Conflicts of interest and author information
Oxford Nanopore Technologies provided free reagents and consumables to this study, as well as technical advice. JDP and ASTP received travel remuneration and free tickets to present an early version of this work at a conference (London Calling 2016). Basecalled read data for Illumina and Oxford Nanopore sequencing runs are available via the EBI ENA at XXX. Scripts for downstream analyses and a list of required software are available at http://github.com/lonelyjoeparker/XXXX.
Author contributions
ASTP and JDP conceived the study and obtained funding.

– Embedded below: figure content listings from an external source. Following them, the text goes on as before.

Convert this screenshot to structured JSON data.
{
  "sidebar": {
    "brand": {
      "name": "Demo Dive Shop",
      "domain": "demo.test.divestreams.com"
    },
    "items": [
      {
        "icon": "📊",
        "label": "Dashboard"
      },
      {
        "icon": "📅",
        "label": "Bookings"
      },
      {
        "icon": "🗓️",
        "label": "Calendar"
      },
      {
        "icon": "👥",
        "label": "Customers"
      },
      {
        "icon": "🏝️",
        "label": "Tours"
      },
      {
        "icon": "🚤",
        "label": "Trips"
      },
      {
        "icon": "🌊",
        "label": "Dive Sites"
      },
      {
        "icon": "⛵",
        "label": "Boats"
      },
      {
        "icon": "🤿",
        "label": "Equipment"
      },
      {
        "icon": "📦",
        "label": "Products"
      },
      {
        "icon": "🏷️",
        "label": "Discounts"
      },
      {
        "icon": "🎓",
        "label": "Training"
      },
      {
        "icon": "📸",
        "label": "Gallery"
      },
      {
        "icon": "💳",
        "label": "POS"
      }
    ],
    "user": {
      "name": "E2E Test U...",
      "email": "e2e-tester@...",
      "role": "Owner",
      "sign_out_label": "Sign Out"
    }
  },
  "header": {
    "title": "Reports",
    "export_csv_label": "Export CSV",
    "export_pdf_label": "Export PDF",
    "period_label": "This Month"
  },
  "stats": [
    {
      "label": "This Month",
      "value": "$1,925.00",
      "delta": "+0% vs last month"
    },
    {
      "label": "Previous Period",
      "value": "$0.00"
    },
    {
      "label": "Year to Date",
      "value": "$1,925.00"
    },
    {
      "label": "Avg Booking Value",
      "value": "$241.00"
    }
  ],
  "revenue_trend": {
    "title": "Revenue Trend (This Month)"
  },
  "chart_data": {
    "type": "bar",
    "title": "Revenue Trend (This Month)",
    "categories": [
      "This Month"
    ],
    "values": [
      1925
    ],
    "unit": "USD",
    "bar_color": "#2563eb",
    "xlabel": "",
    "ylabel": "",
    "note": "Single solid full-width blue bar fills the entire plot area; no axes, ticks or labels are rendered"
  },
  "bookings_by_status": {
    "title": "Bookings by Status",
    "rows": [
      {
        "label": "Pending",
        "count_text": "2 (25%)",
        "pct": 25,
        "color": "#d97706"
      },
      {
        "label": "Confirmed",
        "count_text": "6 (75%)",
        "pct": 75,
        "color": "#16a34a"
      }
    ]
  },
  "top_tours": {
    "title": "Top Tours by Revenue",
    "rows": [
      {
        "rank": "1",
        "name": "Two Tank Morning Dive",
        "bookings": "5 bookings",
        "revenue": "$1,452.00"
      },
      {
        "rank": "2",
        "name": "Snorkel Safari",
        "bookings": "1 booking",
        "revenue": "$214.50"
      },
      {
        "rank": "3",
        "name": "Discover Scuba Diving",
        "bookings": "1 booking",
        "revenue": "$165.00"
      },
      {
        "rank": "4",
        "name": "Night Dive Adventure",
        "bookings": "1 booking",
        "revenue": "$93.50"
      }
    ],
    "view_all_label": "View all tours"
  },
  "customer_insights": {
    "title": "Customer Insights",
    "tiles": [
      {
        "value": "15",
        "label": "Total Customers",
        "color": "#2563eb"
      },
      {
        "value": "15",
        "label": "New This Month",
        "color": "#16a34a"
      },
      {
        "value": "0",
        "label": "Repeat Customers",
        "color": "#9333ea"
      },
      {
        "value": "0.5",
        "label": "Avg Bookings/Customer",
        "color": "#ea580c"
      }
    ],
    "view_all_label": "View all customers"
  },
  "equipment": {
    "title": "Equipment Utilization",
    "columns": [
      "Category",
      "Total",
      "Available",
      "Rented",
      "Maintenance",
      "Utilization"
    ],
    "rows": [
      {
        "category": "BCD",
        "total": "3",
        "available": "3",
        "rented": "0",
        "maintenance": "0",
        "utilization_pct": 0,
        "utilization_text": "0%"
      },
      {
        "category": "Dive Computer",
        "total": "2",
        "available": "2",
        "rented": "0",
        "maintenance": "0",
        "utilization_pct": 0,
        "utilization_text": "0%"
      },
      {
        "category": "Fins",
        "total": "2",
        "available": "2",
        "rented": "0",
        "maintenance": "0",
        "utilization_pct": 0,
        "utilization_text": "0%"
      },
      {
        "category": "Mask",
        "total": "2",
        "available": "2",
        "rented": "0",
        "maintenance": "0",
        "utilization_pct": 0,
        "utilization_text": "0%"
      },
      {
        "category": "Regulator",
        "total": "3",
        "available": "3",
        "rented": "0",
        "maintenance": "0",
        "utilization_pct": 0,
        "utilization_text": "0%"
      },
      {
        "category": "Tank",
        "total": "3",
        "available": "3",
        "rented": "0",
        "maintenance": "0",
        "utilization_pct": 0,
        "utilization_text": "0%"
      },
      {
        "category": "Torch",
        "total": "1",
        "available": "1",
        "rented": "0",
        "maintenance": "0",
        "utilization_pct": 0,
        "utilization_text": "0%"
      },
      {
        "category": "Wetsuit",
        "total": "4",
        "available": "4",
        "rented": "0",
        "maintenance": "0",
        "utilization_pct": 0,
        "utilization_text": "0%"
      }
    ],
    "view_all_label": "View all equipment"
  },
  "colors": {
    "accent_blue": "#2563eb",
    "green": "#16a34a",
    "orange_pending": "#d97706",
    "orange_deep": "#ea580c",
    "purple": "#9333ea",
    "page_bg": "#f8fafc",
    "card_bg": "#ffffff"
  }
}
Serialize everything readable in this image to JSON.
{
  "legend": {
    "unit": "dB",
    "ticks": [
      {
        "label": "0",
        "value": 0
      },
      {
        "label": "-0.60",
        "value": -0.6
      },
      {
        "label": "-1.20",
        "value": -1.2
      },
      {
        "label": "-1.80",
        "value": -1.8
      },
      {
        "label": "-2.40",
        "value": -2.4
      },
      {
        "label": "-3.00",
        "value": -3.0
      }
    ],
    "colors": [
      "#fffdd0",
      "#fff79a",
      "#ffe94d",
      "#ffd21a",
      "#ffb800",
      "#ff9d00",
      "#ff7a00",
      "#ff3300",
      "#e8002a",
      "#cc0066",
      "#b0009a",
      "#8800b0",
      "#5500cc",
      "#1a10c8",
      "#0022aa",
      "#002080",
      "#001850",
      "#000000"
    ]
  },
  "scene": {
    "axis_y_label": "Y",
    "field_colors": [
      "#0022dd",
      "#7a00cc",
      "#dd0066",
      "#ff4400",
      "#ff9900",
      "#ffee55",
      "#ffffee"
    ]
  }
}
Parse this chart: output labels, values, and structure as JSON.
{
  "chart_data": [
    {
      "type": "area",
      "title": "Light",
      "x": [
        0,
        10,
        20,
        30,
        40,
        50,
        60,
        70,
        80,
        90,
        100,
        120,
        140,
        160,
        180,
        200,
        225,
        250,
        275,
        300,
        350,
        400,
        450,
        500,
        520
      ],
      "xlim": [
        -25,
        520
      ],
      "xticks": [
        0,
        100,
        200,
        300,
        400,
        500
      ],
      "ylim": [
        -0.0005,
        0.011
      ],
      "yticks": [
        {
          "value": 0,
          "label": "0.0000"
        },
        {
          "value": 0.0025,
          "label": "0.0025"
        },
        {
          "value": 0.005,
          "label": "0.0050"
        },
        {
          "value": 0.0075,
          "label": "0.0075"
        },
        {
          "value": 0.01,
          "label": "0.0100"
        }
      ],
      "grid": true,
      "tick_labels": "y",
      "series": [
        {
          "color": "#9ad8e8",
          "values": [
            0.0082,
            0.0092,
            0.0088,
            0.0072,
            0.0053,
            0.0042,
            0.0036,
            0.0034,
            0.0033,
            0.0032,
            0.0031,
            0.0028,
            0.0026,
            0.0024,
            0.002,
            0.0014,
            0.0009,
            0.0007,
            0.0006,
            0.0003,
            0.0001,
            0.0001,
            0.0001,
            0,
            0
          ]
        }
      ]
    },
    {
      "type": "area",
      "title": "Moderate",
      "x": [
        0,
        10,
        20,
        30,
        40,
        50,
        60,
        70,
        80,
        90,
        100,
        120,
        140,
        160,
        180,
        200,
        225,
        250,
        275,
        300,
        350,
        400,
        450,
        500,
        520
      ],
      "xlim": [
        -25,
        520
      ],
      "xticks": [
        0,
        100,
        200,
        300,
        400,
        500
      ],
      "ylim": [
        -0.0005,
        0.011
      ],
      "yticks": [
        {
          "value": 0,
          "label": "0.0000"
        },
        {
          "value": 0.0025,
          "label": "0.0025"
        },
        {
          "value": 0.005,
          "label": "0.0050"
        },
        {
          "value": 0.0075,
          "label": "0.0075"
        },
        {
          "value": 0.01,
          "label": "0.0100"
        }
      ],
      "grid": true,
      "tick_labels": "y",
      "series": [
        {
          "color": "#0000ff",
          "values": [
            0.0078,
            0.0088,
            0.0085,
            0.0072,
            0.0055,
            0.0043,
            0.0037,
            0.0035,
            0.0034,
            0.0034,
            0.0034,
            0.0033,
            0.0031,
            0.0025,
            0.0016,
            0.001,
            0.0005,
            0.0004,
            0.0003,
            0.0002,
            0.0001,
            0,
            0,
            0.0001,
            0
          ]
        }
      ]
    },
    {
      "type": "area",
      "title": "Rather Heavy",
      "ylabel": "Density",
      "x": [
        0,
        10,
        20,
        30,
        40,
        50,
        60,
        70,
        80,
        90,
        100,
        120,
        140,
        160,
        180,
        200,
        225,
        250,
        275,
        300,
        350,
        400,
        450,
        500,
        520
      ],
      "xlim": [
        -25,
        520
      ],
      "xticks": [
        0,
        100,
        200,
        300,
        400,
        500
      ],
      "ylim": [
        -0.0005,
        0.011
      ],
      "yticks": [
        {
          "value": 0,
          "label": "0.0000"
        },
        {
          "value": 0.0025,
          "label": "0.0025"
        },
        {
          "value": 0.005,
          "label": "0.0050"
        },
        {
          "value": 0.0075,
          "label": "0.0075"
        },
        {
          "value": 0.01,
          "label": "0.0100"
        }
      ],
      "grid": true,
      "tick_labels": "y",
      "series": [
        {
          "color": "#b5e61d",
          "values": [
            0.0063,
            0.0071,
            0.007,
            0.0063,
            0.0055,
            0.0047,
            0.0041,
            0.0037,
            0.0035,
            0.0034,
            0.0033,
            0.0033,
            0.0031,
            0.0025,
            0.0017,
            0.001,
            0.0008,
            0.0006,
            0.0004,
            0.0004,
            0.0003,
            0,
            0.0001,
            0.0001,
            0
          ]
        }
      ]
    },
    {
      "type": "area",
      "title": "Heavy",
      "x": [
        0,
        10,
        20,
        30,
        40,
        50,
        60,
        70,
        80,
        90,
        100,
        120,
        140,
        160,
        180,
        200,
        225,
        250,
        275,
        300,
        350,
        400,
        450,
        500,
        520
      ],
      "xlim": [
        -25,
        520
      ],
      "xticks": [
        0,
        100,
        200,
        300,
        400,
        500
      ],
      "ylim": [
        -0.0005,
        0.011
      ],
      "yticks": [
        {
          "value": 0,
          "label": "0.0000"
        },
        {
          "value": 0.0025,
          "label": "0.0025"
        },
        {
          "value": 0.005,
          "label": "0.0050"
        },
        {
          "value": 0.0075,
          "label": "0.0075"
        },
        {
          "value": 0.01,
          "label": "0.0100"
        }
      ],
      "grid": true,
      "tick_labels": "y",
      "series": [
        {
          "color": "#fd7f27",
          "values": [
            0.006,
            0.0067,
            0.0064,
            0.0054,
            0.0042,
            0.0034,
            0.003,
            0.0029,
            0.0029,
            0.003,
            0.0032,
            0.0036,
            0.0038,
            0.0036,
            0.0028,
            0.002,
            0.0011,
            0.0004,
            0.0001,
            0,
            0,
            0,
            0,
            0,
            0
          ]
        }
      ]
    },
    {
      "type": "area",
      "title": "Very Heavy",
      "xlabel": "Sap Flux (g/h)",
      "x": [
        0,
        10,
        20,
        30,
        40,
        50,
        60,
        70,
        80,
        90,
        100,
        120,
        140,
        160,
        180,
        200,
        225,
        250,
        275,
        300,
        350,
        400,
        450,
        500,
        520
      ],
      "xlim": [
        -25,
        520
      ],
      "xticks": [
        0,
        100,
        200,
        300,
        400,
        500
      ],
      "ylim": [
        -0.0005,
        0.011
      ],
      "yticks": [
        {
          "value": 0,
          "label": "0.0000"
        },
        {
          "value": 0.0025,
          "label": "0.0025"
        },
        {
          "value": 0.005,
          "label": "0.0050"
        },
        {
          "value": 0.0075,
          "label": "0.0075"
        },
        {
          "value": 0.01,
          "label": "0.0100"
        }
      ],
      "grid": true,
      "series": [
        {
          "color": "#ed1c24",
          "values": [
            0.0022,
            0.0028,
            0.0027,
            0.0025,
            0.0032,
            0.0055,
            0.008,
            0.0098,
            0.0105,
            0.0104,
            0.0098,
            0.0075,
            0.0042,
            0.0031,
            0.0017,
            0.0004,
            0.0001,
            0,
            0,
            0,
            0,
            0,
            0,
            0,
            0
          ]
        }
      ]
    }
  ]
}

ASTP, DD and JDP designed and conducted fieldwork. ASTP designed and conducted field-based labwork with input from JDP, AH and DD. AH conducted lab-based sequencing. JDP conducted bioinformatics and phylogenomic analyses with contributions from AH. ASTP and JDP prepared the manuscript with contributions from DD and AH.
Acknowledgements
This work was funded by a Pilot Study Grant to JDP and a Howard Lloyd Davies legacy grant to ASTP. JDP was also supported by funding from the Calleva Foundation Phylogenomic Research Programme and the Sackler Trust. The authors also thank The Botanical Society of Britain & Ireland. Natural Resources Wales, Tim Wilkinson, Robyn Cowan and Patricia and David Brandwood for assistance.